Care Priorities for A Person Suffering from Type 2 Diabetes

Introduction to Person Suffering from Type 2 Diabetes

An interview was conducted with Mr. ABC (name changed), a 55-year-old male, residing in Melbourne, about his chronic condition of Diabetes Type 2. He mentioned that his diagnosis was made when he was 45 years old when he visited his doctor for chronic cough. On examination, a yeast infection was diagnosed in his lungs. Further investigations revealed that his blood sugar was very high. He was put on type 2 oral medication. He recalls feeling so bad at the end of the week that he scheduled a consultation with an endocrinologist, who found his blood glucose level was 700 mg/dl, diagnosed him with type 2 diabetes, and initiated him on the required anti-diabetic medications. The first thought that came to his mind when he was diagnosed was that since he was obese and had gained a lot of weight in the past 2-3 years, it could be one of the reasons for the same. But, he also thought that diabetes was hereditary, and since his parents didn't have it, he was shocked by his diagnosis. Later through the years, he has realized there is a need for more patient advocacy for people suffering from Type 2 diabetes in the lines of lifestyle management and weight management along with associated awareness about it not being completely subject to heredity as well. His current A1c is at 10.5% which is higher than the supposed normal.

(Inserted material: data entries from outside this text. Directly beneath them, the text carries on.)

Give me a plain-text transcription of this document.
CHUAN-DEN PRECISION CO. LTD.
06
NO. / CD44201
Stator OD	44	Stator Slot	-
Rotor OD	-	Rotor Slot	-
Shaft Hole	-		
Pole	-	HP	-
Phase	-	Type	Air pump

He's been having a couple of problems with constant urination, which means he needs to get up several times through the night and is unable to sleep. He claims that the compulsion to urinate never goes anywhere, even though he is sleeping. It's also affecting his water consumption and inducing dehydration so he needs to drink more water to compensate for the water lost because of too much peeing. Also, he has been unable to manage his diet and physical activity, and exercise schedule for the past few months because of work stress and tension which has led to his improper eating patterns and not consuming his anti-glycemic medications on time. He has also had an admission to the ER for a hypoglycaemic attack last month. The patient mentioned that his primary concern was his lack of physical activity, increasing weight, and sedentary lifestyle which was becoming a hindrance in his glycemic control. Also, the concern of repeated urination, during night times is an issue of concern for him, where he is feeling increasingly uncomfortable due to the same. For Mr. ABC, the primary care priority would be to handle his glycemic control (sedentary lifestyle) and manage his polyuria symptoms.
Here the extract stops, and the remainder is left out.